Deep multi-task learning with flexible and compact architecture search
Jiejie Zhao,Weifeng Lv,Bowen Du,Junchen Ye,Leilei Sun,Guixi Xiong
DOI: https://doi.org/10.1007/s41060-021-00274-0
2021-07-24
International Journal of Data Science and Analytics
Abstract:Multi-task learning has been applied successfully in various applications. Recent research shows that the performance of multi-task learning methods could be improved by appropriately sharing model architectures. However, the existing work either identifies multi-task architecture manually based on prior knowledge, or simply uses an identical model structure for all tasks with a parameter sharing mechanism. In this paper, we propose a novel architecture search method to discover flexible and compact architectures for deep multi-task learning automatically, which not only extends the expressiveness of existing reinforcement learning-based neural architecture search methods, but also enhances the flexibility of existing hand-crafted multi-task learning methods. The discovered architecture shares structure and parameters adaptively to handle different levels of task relatedness, resulting in effectiveness improvement. In particular, for deep multi-task learning, we propose an architecture search space which includes a combination of partially shared modules at the low-level layer, and a set of task-specific modules with various depths at high-level layers.

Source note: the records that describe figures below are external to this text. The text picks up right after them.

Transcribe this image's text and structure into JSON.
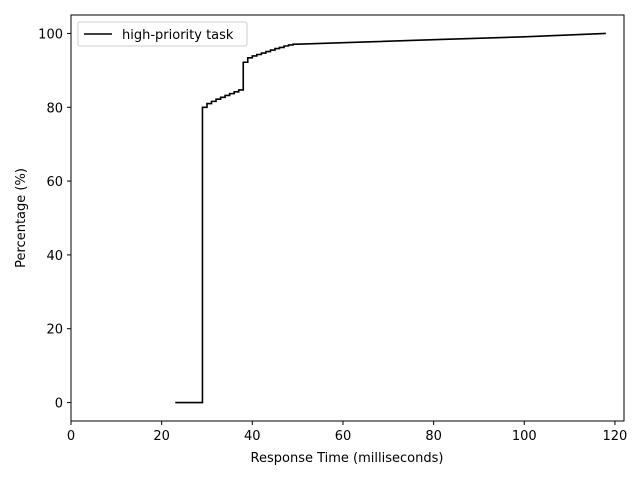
{
  "chart_data": {
    "type": "line",
    "title": "",
    "xlabel": "Response Time (milliseconds)",
    "ylabel": "Percentage (%)",
    "xlim": [
      0,
      122
    ],
    "ylim": [
      -5,
      105
    ],
    "xticks": [
      0,
      20,
      40,
      60,
      80,
      100,
      120
    ],
    "yticks": [
      0,
      20,
      40,
      60,
      80,
      100
    ],
    "grid": false,
    "legend_position": "top-left",
    "series": [
      {
        "name": "high-priority task",
        "color": "#000000",
        "step": true,
        "points": [
          [
            23,
            0
          ],
          [
            29,
            0
          ],
          [
            29,
            80
          ],
          [
            30,
            80
          ],
          [
            30,
            81
          ],
          [
            31,
            81
          ],
          [
            31,
            81.6
          ],
          [
            32,
            81.6
          ],
          [
            32,
            82.2
          ],
          [
            33,
            82.2
          ],
          [
            33,
            82.7
          ],
          [
            34,
            82.7
          ],
          [
            34,
            83.2
          ],
          [
            35,
            83.2
          ],
          [
            35,
            83.7
          ],
          [
            36,
            83.7
          ],
          [
            36,
            84.2
          ],
          [
            37,
            84.2
          ],
          [
            37,
            84.7
          ],
          [
            38,
            84.7
          ],
          [
            38,
            92.2
          ],
          [
            39,
            92.2
          ],
          [
            39,
            93.4
          ],
          [
            40,
            93.4
          ],
          [
            40,
            93.9
          ],
          [
            41,
            93.9
          ],
          [
            41,
            94.3
          ],
          [
            42,
            94.3
          ],
          [
            42,
            94.7
          ],
          [
            43,
            94.7
          ],
          [
            43,
            95.1
          ],
          [
            44,
            95.1
          ],
          [
            44,
            95.5
          ],
          [
            45,
            95.5
          ],
          [
            45,
            95.9
          ],
          [
            46,
            95.9
          ],
          [
            46,
            96.2
          ],
          [
            47,
            96.2
          ],
          [
            47,
            96.6
          ],
          [
            48,
            96.6
          ],
          [
            48,
            96.9
          ],
          [
            49,
            96.9
          ],
          [
            49,
            97.1
          ],
          [
            50,
            97.1
          ],
          [
            60,
            97.5
          ],
          [
            80,
            98.3
          ],
          [
            100,
            99.1
          ],
          [
            118,
            100
          ]
        ]
      }
    ]
  }
}
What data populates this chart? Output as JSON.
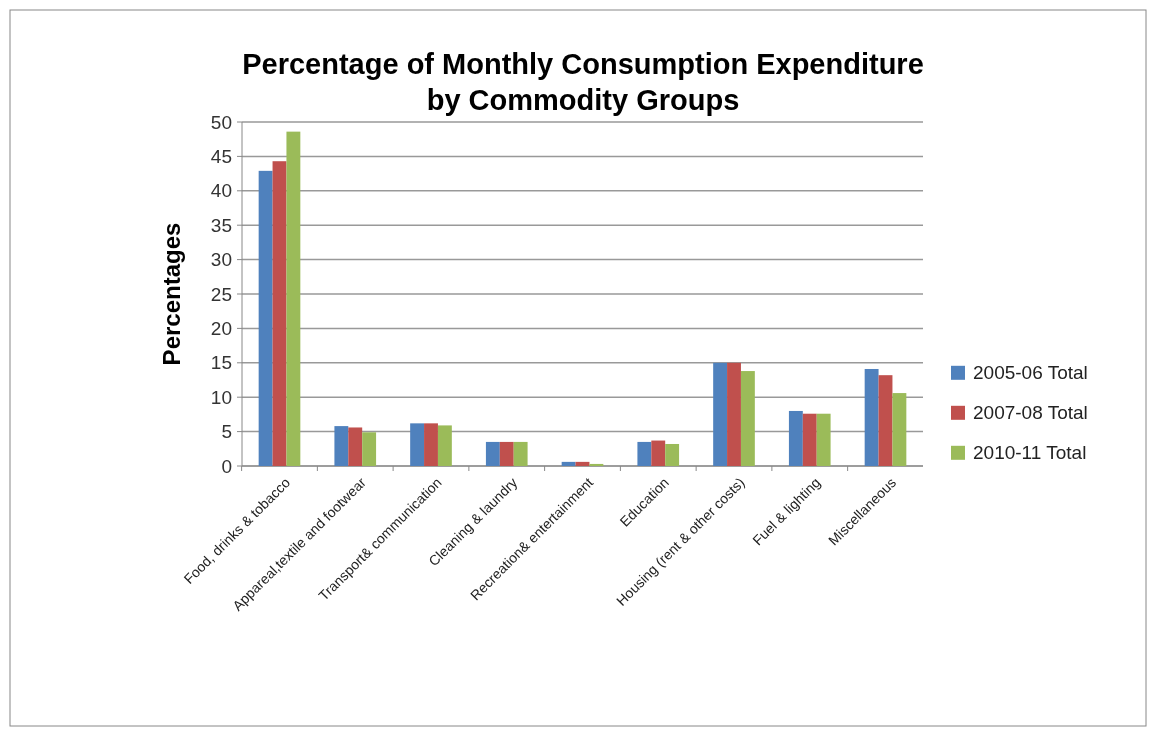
{
  "chart_data": {
    "type": "bar",
    "title": "Percentage of Monthly Consumption Expenditure by  Commodity Groups",
    "ylabel": "Percentages",
    "categories": [
      "Food, drinks & tobacco",
      "Appareal,textile and footwear",
      "Transport& communication",
      "Cleaning & laundry",
      "Recreation& entertainment",
      "Education",
      "Housing (rent & other costs)",
      "Fuel & lighting",
      "Miscellaneous"
    ],
    "series": [
      {
        "name": "2005-06 Total",
        "color": "#4f81bd",
        "values": [
          42.9,
          5.8,
          6.2,
          3.5,
          0.6,
          3.5,
          15,
          8,
          14.1
        ]
      },
      {
        "name": "2007-08 Total",
        "color": "#c0504d",
        "values": [
          44.3,
          5.6,
          6.2,
          3.5,
          0.6,
          3.7,
          15,
          7.6,
          13.2
        ]
      },
      {
        "name": "2010-11 Total",
        "color": "#9bbb59",
        "values": [
          48.6,
          4.9,
          5.9,
          3.5,
          0.3,
          3.2,
          13.8,
          7.6,
          10.6
        ]
      }
    ],
    "ylim": [
      0,
      50
    ],
    "yticks": [
      0,
      5,
      10,
      15,
      20,
      25,
      30,
      35,
      40,
      45,
      50
    ],
    "grid": "y",
    "legend": "right"
  }
}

Secondly, a parameter generation mechanism is proposed to not only explore all possible cross-layer connections, but also reduce the search cost. Thirdly, we propose a task-specific shadow batch normalization mechanism to stabilize the training process and improve the search effectiveness. Finally, an auxiliary module is designed to guide the model training process. Experimental results demonstrate that the learned architectures outperform state-of-the-art methods with fewer learning parameters.